La Hongrie est aussi l’un des rares pays membres de l’Union européenne à ne pas avoir rejoint le Bureau du Procureur général européen (EPPO), l’institution qui enquête et engage des poursuites en cas de  fraude nuisant aux intérêts financiers de l’Union européenne, ou d’utilisation abusive des fonds européens. L’institution a été établie par le traité de Lisbonne afin de remédier au fait que l’OLAF, Eurojust et Europol ne disposaient des compétences nécessaires pour agir dans ce domaine, ce qui revenait à laisser aux Etats membres la responsabilité de poursuivre les auteurs de ces crimes. Le Parlement hongrois a décidé de ne pas participer à l’établissement de l’EPPO, invoquant la souveraineté et l’autodétermination de la Hongrie, et se contentant de mettre en place un accord de travail.

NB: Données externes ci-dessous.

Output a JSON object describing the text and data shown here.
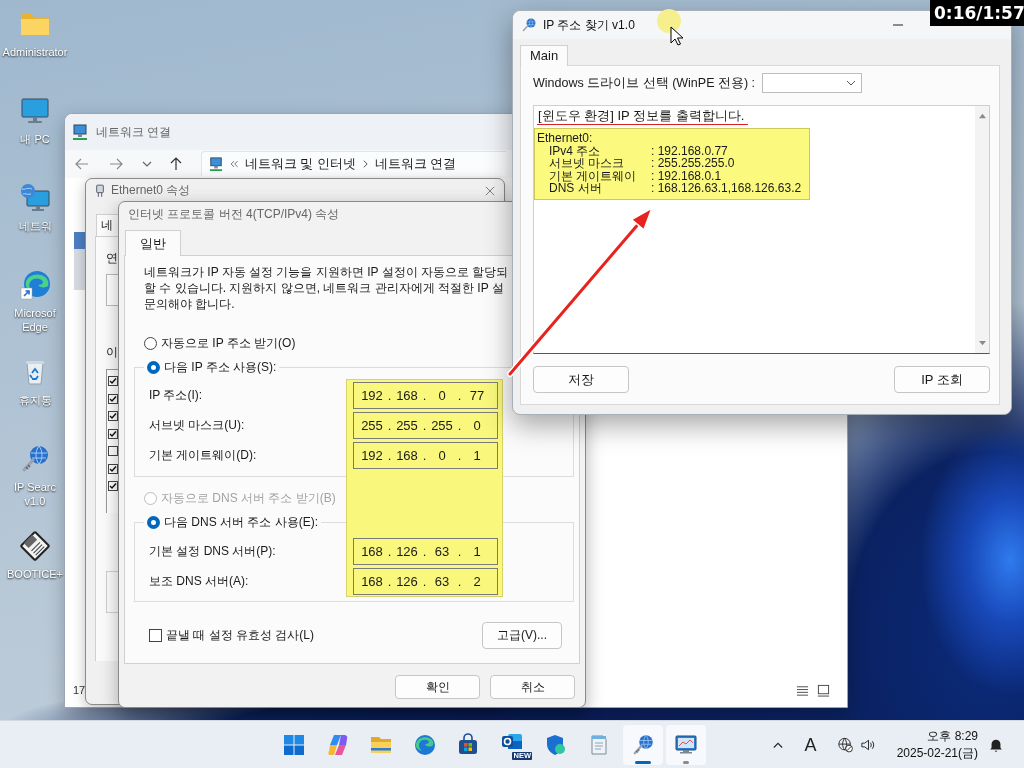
{
  "desktop": {
    "icons": [
      {
        "kind": "folder",
        "label": [
          "Administrator"
        ]
      },
      {
        "kind": "pc",
        "label": [
          "내 PC"
        ]
      },
      {
        "kind": "network",
        "label": [
          "네트워"
        ]
      },
      {
        "kind": "edge",
        "label": [
          "Microsof",
          "Edge"
        ]
      },
      {
        "kind": "recycle",
        "label": [
          "휴지통"
        ]
      },
      {
        "kind": "ipsearch",
        "label": [
          "IP Searc",
          "v1.0"
        ]
      },
      {
        "kind": "bootice",
        "label": [
          "BOOTICE+"
        ]
      }
    ]
  },
  "network_window": {
    "title": "네트워크 연결",
    "breadcrumb": [
      "네트워크 및 인터넷",
      "네트워크 연결"
    ],
    "status": "17"
  },
  "ethernet_window": {
    "title": "Ethernet0 속성",
    "tab": "네",
    "labels": [
      "연",
      "이"
    ],
    "components": [
      {
        "checked": true
      },
      {
        "checked": true
      },
      {
        "checked": true
      },
      {
        "checked": true
      },
      {
        "checked": false
      },
      {
        "checked": true
      },
      {
        "checked": true
      }
    ]
  },
  "tcp_dialog": {
    "title": "인터넷 프로토콜 버전 4(TCP/IPv4) 속성",
    "tabs": [
      {
        "label": "일반",
        "selected": true
      }
    ],
    "description": [
      "네트워크가 IP 자동 설정 기능을 지원하면 IP 설정이 자동으로 할당되",
      "할 수 있습니다. 지원하지 않으면, 네트워크 관리자에게 적절한 IP 설",
      "문의해야 합니다."
    ],
    "ip_options": [
      {
        "label": "자동으로 IP 주소 받기(O)",
        "selected": false,
        "disabled": false
      },
      {
        "label": "다음 IP 주소 사용(S):",
        "selected": true,
        "disabled": false
      }
    ],
    "ip_fields": [
      {
        "label": "IP 주소(I):",
        "value": "192 . 168 . 0 . 77"
      },
      {
        "label": "서브넷 마스크(U):",
        "value": "255 . 255 . 255 . 0"
      },
      {
        "label": "기본 게이트웨이(D):",
        "value": "192 . 168 . 0 . 1"
      }
    ],
    "dns_options": [
      {
        "label": "자동으로 DNS 서버 주소 받기(B)",
        "selected": false,
        "disabled": true
      },
      {
        "label": "다음 DNS 서버 주소 사용(E):",
        "selected": true,
        "disabled": false
      }
    ],
    "dns_fields": [
      {
        "label": "기본 설정 DNS 서버(P):",
        "value": "168 . 126 . 63 . 1"
      },
      {
        "label": "보조 DNS 서버(A):",
        "value": "168 . 126 . 63 . 2"
      }
    ],
    "validate": {
      "label": "끝낼 때 설정 유효성 검사(L)",
      "checked": false
    },
    "advanced_button": "고급(V)...",
    "buttons": [
      "확인",
      "취소"
    ]
  },
  "ip_window": {
    "title": "IP 주소 찾기 v1.0",
    "tabs": [
      {
        "label": "Main",
        "selected": true
      }
    ],
    "drive_label": "Windows 드라이브 선택 (WinPE 전용) :",
    "output": {
      "heading": "[윈도우 환경] IP 정보를 출력합니다.",
      "adapter": "Ethernet0:",
      "rows": [
        {
          "key": "IPv4 주소",
          "value": ": 192.168.0.77"
        },
        {
          "key": "서브넷 마스크",
          "value": ": 255.255.255.0"
        },
        {
          "key": "기본 게이트웨이",
          "value": ": 192.168.0.1"
        },
        {
          "key": "DNS 서버",
          "value": ": 168.126.63.1,168.126.63.2"
        }
      ]
    },
    "buttons": [
      "저장",
      "IP 조회"
    ]
  },
  "video_timer": "0:16/1:57",
  "taskbar": {
    "apps": [
      {
        "kind": "start",
        "running": false,
        "selected": false
      },
      {
        "kind": "copilot",
        "running": false,
        "selected": false
      },
      {
        "kind": "explorer",
        "running": false,
        "selected": false
      },
      {
        "kind": "edge",
        "running": false,
        "selected": false
      },
      {
        "kind": "store",
        "running": false,
        "selected": false
      },
      {
        "kind": "outlook",
        "badge": "NEW",
        "running": false,
        "selected": false
      },
      {
        "kind": "defender",
        "running": false,
        "selected": false
      },
      {
        "kind": "notepad",
        "running": false,
        "selected": false
      },
      {
        "kind": "ipsearch",
        "running": true,
        "selected": true
      },
      {
        "kind": "viewer",
        "running": true,
        "selected": false
      }
    ],
    "ime": "A",
    "time": "오후 8:29",
    "date": "2025-02-21(금)"
  }
}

Volt Hongrie considère que le contrôle de l’utilisation des fonds européens dans les marchés publics ne doit pas uniquement relever des instances nationales  surtout dans un pays présentant un faible indice de perception de la corruption. La Hongrie doit communiquer avec  plus de transparence sur son usage des fonds de l’UE. Volt Hongrie propose que le gouvernement hongrois rejoigne l’EPPO afin de soumettre l’utilisation des fonds européens au contrôle d’une institution neutre et objective. 

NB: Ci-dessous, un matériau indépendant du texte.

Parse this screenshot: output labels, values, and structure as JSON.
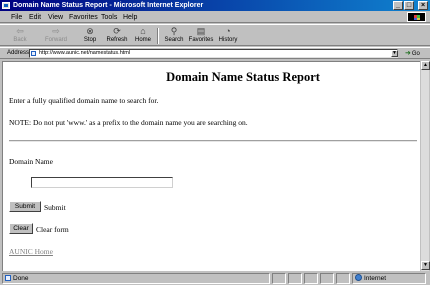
{
  "window": {
    "title": "Domain Name Status Report - Microsoft Internet Explorer",
    "minimize": "_",
    "maximize": "□",
    "close": "×"
  },
  "menu": [
    "File",
    "Edit",
    "View",
    "Favorites",
    "Tools",
    "Help"
  ],
  "toolbar": {
    "back": "Back",
    "forward": "Forward",
    "stop": "Stop",
    "refresh": "Refresh",
    "home": "Home",
    "search": "Search",
    "favorites": "Favorites",
    "history": "History"
  },
  "address": {
    "label": "Address",
    "url": "http://www.aunic.net/namestatus.html",
    "go": "Go"
  },
  "page": {
    "title": "Domain Name Status Report",
    "intro": "Enter a fully qualified domain name to search for.",
    "note": "NOTE: Do not put 'www.' as a prefix to the domain name you are searching on.",
    "domain_label": "Domain Name",
    "domain_value": "",
    "submit_button": "Submit",
    "submit_text": "Submit",
    "clear_button": "Clear",
    "clear_text": "Clear form",
    "home_link": "AUNIC Home"
  },
  "status": {
    "text": "Done",
    "zone": "Internet"
  }
}
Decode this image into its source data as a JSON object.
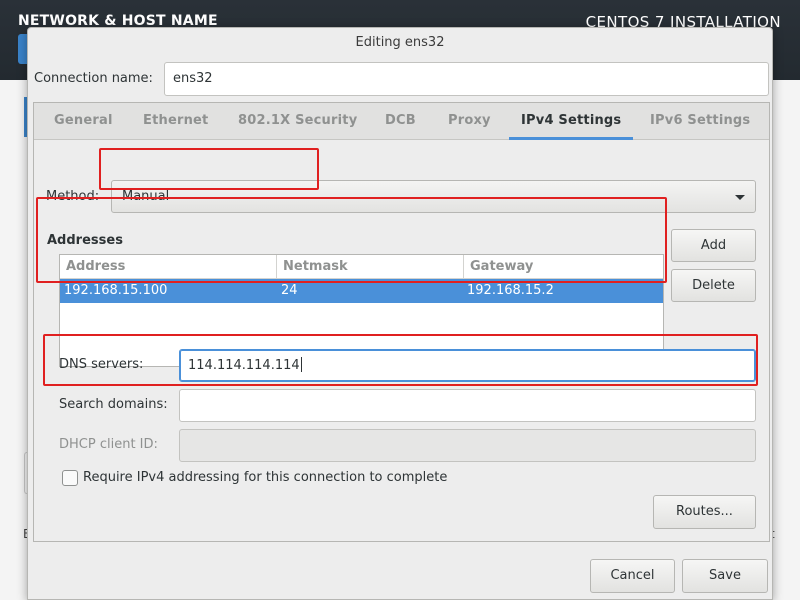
{
  "background": {
    "title_left": "NETWORK & HOST NAME",
    "title_right": "CENTOS 7 INSTALLATION",
    "left_fragment": "E",
    "right_fragment": "t"
  },
  "dialog": {
    "title": "Editing ens32",
    "connection_name_label": "Connection name:",
    "connection_name_value": "ens32",
    "tabs": [
      {
        "label": "General",
        "active": false
      },
      {
        "label": "Ethernet",
        "active": false
      },
      {
        "label": "802.1X Security",
        "active": false
      },
      {
        "label": "DCB",
        "active": false
      },
      {
        "label": "Proxy",
        "active": false
      },
      {
        "label": "IPv4 Settings",
        "active": true
      },
      {
        "label": "IPv6 Settings",
        "active": false
      }
    ],
    "ipv4": {
      "method_label": "Method:",
      "method_value": "Manual",
      "addresses_heading": "Addresses",
      "columns": [
        "Address",
        "Netmask",
        "Gateway"
      ],
      "rows": [
        {
          "address": "192.168.15.100",
          "netmask": "24",
          "gateway": "192.168.15.2",
          "selected": true
        }
      ],
      "add_label": "Add",
      "delete_label": "Delete",
      "dns_label": "DNS servers:",
      "dns_value": "114.114.114.114",
      "search_label": "Search domains:",
      "search_value": "",
      "dhcp_label": "DHCP client ID:",
      "dhcp_value": "",
      "require_label": "Require IPv4 addressing for this connection to complete",
      "require_checked": false,
      "routes_label": "Routes..."
    },
    "cancel_label": "Cancel",
    "save_label": "Save"
  },
  "colors": {
    "accent": "#4a90d9",
    "annotation": "#e02020",
    "header_bg": "#262d33"
  },
  "icons": {
    "method_dropdown": "triangle-down-icon"
  }
}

Slovaquie : Demander à l’UE de distribuer directement les subventions

La réputation de la Slovaquie a été entachée par l’assassinat d’un journaliste d’investigation, abattu avec sa fiancée alors qu’il enquêtait sur la corruption dans le secteur agricole. Après que des enquêtes administratives aient conclu à l’utilisation abusive de fonds européens en 2020, et constaté des irrégularités dans les paiements directs ainsi que des faiblesses systémiques dans les procédures de vérification nationale, beaucoup continuent de souhaiter  que l’Office européen de lutte antifraude (OLAF) poursuive ses investigations, concernant notamment l’abus de subventions lié à la fragmentation des biens fonciers. .

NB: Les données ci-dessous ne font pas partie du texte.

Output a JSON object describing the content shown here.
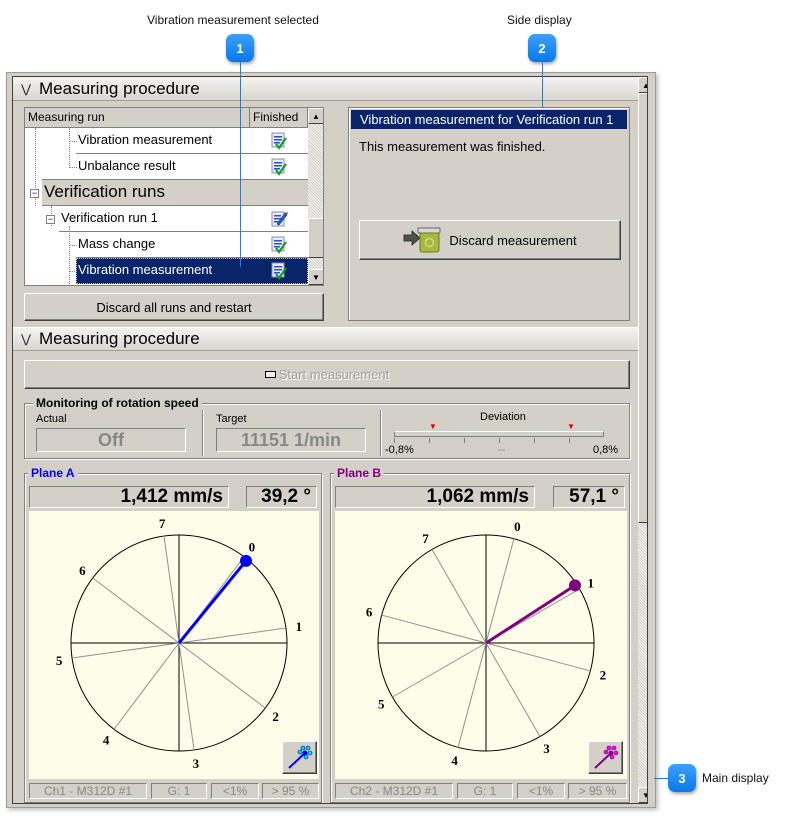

Aujourd’hui, les fonds européens détournés peuvent être distribués directement par l’Union européenne ou indirectement par les institutions nationales. Volt Slovaquie propose donc au gouvernement slovaque de confier à l’Union européenne la distribution directe des subventions aux bénéficiaires. L’Union européenne doit être habilitée à évincer les autorités nationales jusqu’à ce que des processus transparents, des délais de traitement raisonnables et des conditions juridiques appropriées autorisent ces autorités à reprendre le contrôle. Volt Slovaquie entend ainsi montrer l’exemple aux autres États membres dans lesquels la corruption et l’utilisation abusive des fonds européens sont également un problème.

Slovénie: Demander à l’UE de financer et de protéger la presse indépendante

Après presque un an sans avoir versé de salaire et suite à une ordonnance de la Cour suprême, le gouvernement slovène a rétabli le financement de l’agence de presse publique (STA), qui avait été interrompu après une rencontre entre les Présidents slovène et hongrois. Privée de financement - que le gouvernement est légalement contraint de fournir - de nombreux employés, l’agence n’est aujourd’hui que l’ombre d’elle-même. Elle sert d’avertissement visible pour les autres médias qui critiquent le gouvernement. 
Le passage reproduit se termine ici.